A CAMPAIGN to keep the Gardens of the Rose in Chiswell Green open in the wake of parking problems which has limited its opening period has received overwhelming support for its future.

Both the Herts Advertiser and the Royal National Rose Society (RNRS) have received numerous letters backing a last-ditch bid to get planning permission for permanent parking adjoining the site in Chiswell Green Lane.

Both the gardens and the RNRS will be forced to close if they cannot get permission for 30 permanent parking places so that they can open for at least four months a year.

Currently the RNRS is only able to open the gardens for around five weeks a year because it has no permanent parking and has to get temporary permission annually from the district council.

A dispute with neighbouring Butterfly World, which is built on land sold by the RNRS, over combined parking off Miriam Lane is unlikely to be resolved after years of negotiation.

That has left the RNRS cash-strapped with the garden opening raising more income than membership yet limited to only a few weeks a year.

The RNRS is submitting a planning application next month for permanent parking on a Green Belt site next to the gardens.

A previous bid was turned down but chief executive Roz Hamilton is hopeful that the new proposal answers all the concerns raised by council planners.

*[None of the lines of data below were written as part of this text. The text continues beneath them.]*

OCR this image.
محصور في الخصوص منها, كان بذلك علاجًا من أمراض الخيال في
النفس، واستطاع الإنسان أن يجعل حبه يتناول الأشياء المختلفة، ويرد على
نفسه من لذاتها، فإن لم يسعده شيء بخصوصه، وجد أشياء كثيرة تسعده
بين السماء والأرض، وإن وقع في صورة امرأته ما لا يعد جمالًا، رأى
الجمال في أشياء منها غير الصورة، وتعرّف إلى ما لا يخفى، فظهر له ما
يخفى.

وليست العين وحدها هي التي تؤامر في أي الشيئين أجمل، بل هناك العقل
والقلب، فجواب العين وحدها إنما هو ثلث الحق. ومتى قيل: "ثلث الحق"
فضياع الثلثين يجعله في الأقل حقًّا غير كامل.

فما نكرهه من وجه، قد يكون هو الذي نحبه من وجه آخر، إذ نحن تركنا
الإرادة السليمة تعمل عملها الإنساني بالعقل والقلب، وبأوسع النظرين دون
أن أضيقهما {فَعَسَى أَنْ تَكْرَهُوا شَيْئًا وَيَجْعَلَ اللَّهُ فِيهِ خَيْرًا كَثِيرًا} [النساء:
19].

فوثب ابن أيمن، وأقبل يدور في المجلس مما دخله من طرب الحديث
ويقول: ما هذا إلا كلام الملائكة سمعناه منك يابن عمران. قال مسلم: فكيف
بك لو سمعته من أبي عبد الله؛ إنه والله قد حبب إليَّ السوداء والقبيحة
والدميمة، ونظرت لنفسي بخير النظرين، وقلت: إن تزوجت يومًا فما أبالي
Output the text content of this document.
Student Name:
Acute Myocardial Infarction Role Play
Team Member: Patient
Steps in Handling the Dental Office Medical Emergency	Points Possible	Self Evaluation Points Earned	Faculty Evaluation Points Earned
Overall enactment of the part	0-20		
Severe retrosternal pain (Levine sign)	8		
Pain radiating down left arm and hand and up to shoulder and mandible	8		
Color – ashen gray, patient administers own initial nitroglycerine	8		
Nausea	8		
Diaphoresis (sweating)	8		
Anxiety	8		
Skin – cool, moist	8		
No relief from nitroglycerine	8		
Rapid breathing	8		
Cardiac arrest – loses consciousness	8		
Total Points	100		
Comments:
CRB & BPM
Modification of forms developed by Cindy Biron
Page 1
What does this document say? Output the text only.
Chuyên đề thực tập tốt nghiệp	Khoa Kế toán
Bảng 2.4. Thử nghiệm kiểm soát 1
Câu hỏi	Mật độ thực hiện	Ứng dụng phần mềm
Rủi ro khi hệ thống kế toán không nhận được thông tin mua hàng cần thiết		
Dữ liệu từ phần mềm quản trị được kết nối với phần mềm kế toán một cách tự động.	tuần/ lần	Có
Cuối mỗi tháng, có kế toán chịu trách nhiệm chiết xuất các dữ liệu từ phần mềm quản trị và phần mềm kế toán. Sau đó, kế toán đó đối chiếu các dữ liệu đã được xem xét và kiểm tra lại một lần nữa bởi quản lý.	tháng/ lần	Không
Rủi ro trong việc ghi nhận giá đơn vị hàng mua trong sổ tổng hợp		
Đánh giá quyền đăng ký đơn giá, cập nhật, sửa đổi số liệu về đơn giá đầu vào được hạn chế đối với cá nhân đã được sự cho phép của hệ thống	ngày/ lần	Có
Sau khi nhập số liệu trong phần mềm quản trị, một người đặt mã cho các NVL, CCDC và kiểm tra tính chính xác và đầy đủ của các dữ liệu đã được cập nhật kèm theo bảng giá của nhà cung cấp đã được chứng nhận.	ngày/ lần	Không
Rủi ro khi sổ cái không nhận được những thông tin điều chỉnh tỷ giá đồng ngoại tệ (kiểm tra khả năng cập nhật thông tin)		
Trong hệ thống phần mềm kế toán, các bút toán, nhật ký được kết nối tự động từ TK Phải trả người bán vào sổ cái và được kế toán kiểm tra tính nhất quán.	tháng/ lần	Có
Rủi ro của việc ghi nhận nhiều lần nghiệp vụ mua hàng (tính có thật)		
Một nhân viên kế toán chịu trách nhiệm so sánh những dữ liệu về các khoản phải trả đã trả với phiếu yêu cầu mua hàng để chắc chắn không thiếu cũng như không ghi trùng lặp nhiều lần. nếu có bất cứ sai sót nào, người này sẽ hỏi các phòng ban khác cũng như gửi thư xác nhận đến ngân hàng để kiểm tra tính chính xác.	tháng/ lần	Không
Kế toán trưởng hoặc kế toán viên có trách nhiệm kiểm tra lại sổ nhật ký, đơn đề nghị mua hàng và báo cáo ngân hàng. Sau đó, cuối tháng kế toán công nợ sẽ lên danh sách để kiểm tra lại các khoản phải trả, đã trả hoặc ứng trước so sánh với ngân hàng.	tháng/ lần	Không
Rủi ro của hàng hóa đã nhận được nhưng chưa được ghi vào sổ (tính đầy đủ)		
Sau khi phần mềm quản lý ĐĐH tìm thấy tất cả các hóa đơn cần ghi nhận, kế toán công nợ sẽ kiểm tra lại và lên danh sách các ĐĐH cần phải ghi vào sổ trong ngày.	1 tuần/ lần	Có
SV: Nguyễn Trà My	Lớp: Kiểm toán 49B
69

If the application was unsuccessful, she said, the RNRS board had already decided that both the gardens and the society would have to close.

Among the many letters of support for the gardens is one to district councillors and planning officers from long-time St Albans resident Betty Cammell who recalled that in the past the gardens had rivalled the Abbey and Verulamium as a tourist attraction.

She went on: “It was always a ‘must see’ for foreign visitors and an inspiration for all gardeners.”

She pointed out that bouquets presented to medal winners at the London Olympics had consisted of four different varieties of rose and questioned how the gardens celebrating this country’s national flower could be allowed to disappear.

Ward councillor Gordon Myland, who did not want to comment on the pending planning application because he sits on the committee which will consider it, said this week that the gardens were “tremendously well regarded” and it would be a great shame if they had to close.